Poznajmy się #5 – Elżbieta Gemza

wrz 16 2019

Specjalista od reklamacji i ekspert od wspinaczek górskich w jednej osobie? Dlaczego nie! W ramach kolejnej odsłony cyklu „Poznajmy się” zapraszamy do zapoznania się z postacią Elżbiety Gemzy – pracownika TAURON Obsługa Klienta.

Górska przygoda naszej bohaterki z rozpoczęła się w 2009 roku. Jak wspomina Ela, początki były dość niepozorne. Nic nie wskazywało na to, że rekreacyjny wypad w Tatry zakończy się pierwszym wspinaczkowym sukcesem. - Po długich namowach znajomego wybrałam się z nim po raz pierwszy w Tatry. Początkowo miałam zamiar dojść tylko do słynnego Morskiego Oka, jednak wszystko potoczyło się nieco inaczej – wspomina.  - Stanęłam na „dachu polski”, Rysach na które prowadzi szlak znacznie inny niż ten, który pamiętałam ze szkolnych beskidzkich wycieczek – dodaje. Leśne ścieżki zastąpiły formacje skalne, łańcuchy i spore przepaście. Pierwsze podejście z pewnością wymagało nie lada wysiłku, jednak widok na okolicę z 2 499 m n.p.m., połączony z solidną dawką adrenaliny raz na zawsze zmienił perspektywę naszej bohaterki.

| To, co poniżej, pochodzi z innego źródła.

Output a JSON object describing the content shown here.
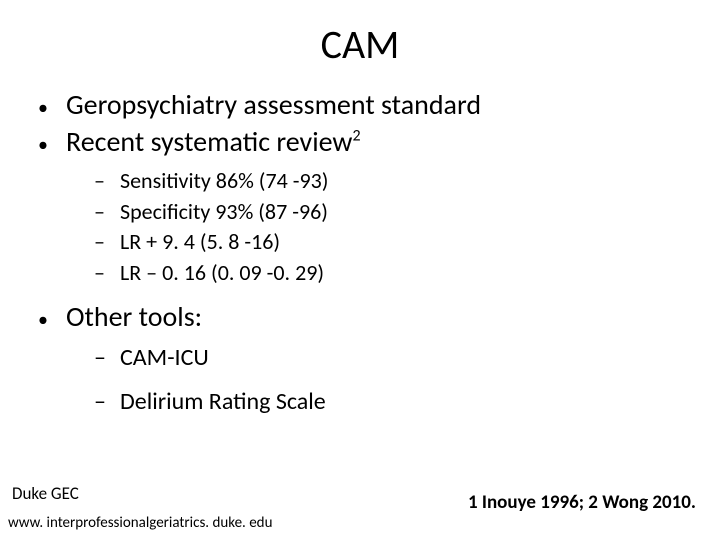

Po powrocie, Ela wiedziała, że nie był to jednorazowy wyczyn. W Tatry wróciła następnego lata i to kilkukrotnie. Wtedy też zdobyła jeden z najtrudniejszych szlaków w Polsce – Orlą Perć. Kolejne sukcesy sprawiły, że pojawiał się apetyt na więcej. Z kolejnych wypraw rodziły się też nowe znajomości. I tak też pojawiły się… Alpy.

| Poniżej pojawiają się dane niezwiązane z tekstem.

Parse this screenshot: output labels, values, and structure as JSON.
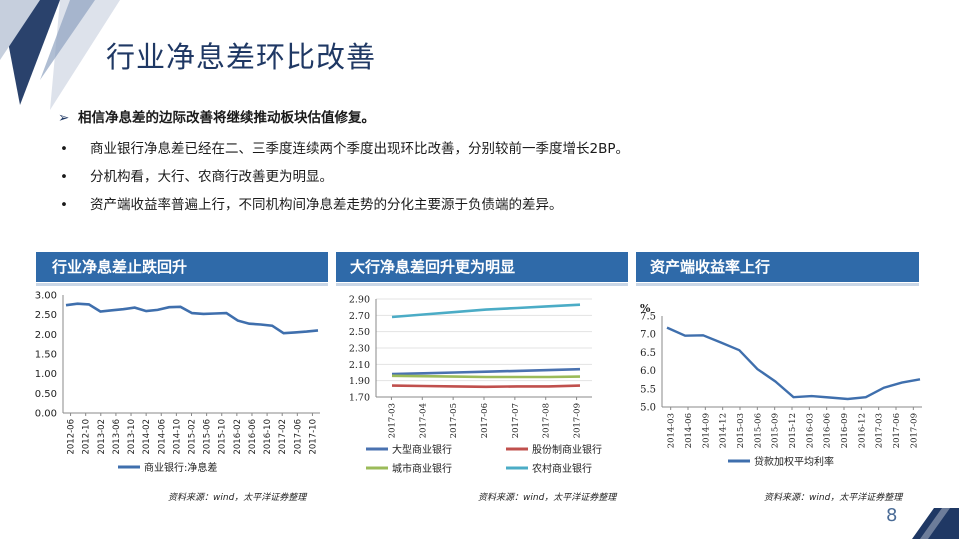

Celem był najwyższy szczyt Alp Austriackich – Grossglockner (3 798 m n.p.m.). Dodatkowym utrudnieniem okazała się pora roku. Ela wyruszyła na podbój szczytu w czerwcu, kiedy w Alpach panują jeszcze warunki zimowe, a schroniska są zamknięte. Jak wspomina nasza bohaterka,  dużym wyzwaniem okazało się dla niej przejście lodowcem i pokonanie ferraty (szlak turystyczny o charakterze wspinaczkowym, wyposażony dla celów autoasekuracji w linę stalową – przyp. red.).

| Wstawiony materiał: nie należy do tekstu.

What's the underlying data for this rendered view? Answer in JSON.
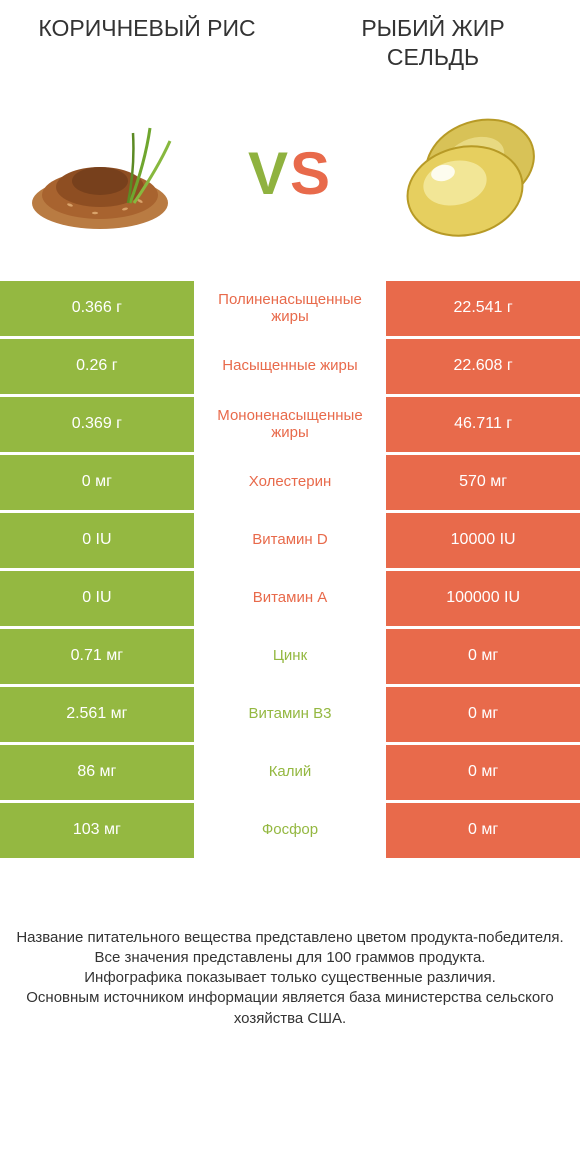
{
  "colors": {
    "left": "#94b841",
    "right": "#e86a4b",
    "text_dark": "#333333",
    "bg": "#ffffff"
  },
  "header": {
    "left_title": "КОРИЧНЕВЫЙ РИС",
    "right_title": "РЫБИЙ ЖИР СЕЛЬДЬ"
  },
  "vs": {
    "v": "V",
    "s": "S"
  },
  "rows": [
    {
      "label": "Полиненасыщенные жиры",
      "left": "0.366 г",
      "right": "22.541 г",
      "winner": "right"
    },
    {
      "label": "Насыщенные жиры",
      "left": "0.26 г",
      "right": "22.608 г",
      "winner": "right"
    },
    {
      "label": "Мононенасыщенные жиры",
      "left": "0.369 г",
      "right": "46.711 г",
      "winner": "right"
    },
    {
      "label": "Холестерин",
      "left": "0 мг",
      "right": "570 мг",
      "winner": "right"
    },
    {
      "label": "Витамин D",
      "left": "0 IU",
      "right": "10000 IU",
      "winner": "right"
    },
    {
      "label": "Витамин A",
      "left": "0 IU",
      "right": "100000 IU",
      "winner": "right"
    },
    {
      "label": "Цинк",
      "left": "0.71 мг",
      "right": "0 мг",
      "winner": "left"
    },
    {
      "label": "Витамин B3",
      "left": "2.561 мг",
      "right": "0 мг",
      "winner": "left"
    },
    {
      "label": "Калий",
      "left": "86 мг",
      "right": "0 мг",
      "winner": "left"
    },
    {
      "label": "Фосфор",
      "left": "103 мг",
      "right": "0 мг",
      "winner": "left"
    }
  ],
  "footnote": "Название питательного вещества представлено цветом продукта-победителя.\nВсе значения представлены для 100 граммов продукта.\nИнфографика показывает только существенные различия.\nОсновным источником информации является база министерства сельского хозяйства США."
}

Po powrocie, pojawiły się kolejne alpejskie pomysły. - Z roku na rok, coraz częściej wyjeżdżam w Alpy, w różne ich rejony i to w rożnych porach roku. Na koncie mam szczyty między innymi Alp Austriackich, Szwajcarskich, Bawarskich, Słoweńskich oraz Włoskich gdzie pobiłam mój rekord wysokości wchodząc na Zumsteinspitze  (4 563 m n.p.m.). Nasza bohaterka do swoich najważniejszych osiągnięć wspinaczkowych zalicza szczyt wulkaniczny Teide (3718 m n.p.m.), próbę zdobycia Kazbeku (5 033 m n.p.m.). Eli udało się także pokonać Jungfrau (4 158 m n.p.m.), Grand Paradisco (4 061 m n.p.m.), Zugspitze (2 962 m n.p.m), Triglav (2 864 m n.p.m.), czy najdłuższą i najbardziej widowiskową ferratę Austrii - Königsjodler.

Jak sama zaznacza, pasja do gór stała się jej uzależnieniem. - Ta cisza, spokój, zazielenione doliny i niekończący się widok pasm górskich na wierzchołku sprawia, że na chwilę zapomina się o codziennych troskach i obowiązkach. Po powrocie z kilkudniowego wyjazdu człowiek zaczyna doceniać to, co w codziennym życiu wydaje się być normalnym np. dostęp do bieżącej wody, ciepły, pełnowartościowy posiłek w zasięgu ręki, toaletę, prysznic. Niby nic, a jednak wiele.

Ela zdradziła nam, że jej najbliższe plany wspinaczkowe oscylują wokół Nepalu, Tybetu. Zaznacza, że chciałaby móc „przyjrzeć się ośmiotysięcznikom”. My jednak przypuszczamy, że niewiele wskazuje na to, by ta historia zakończyła się na przyglądaniu…  i już teraz życzymy naszej bohaterce kolejnych sukcesów!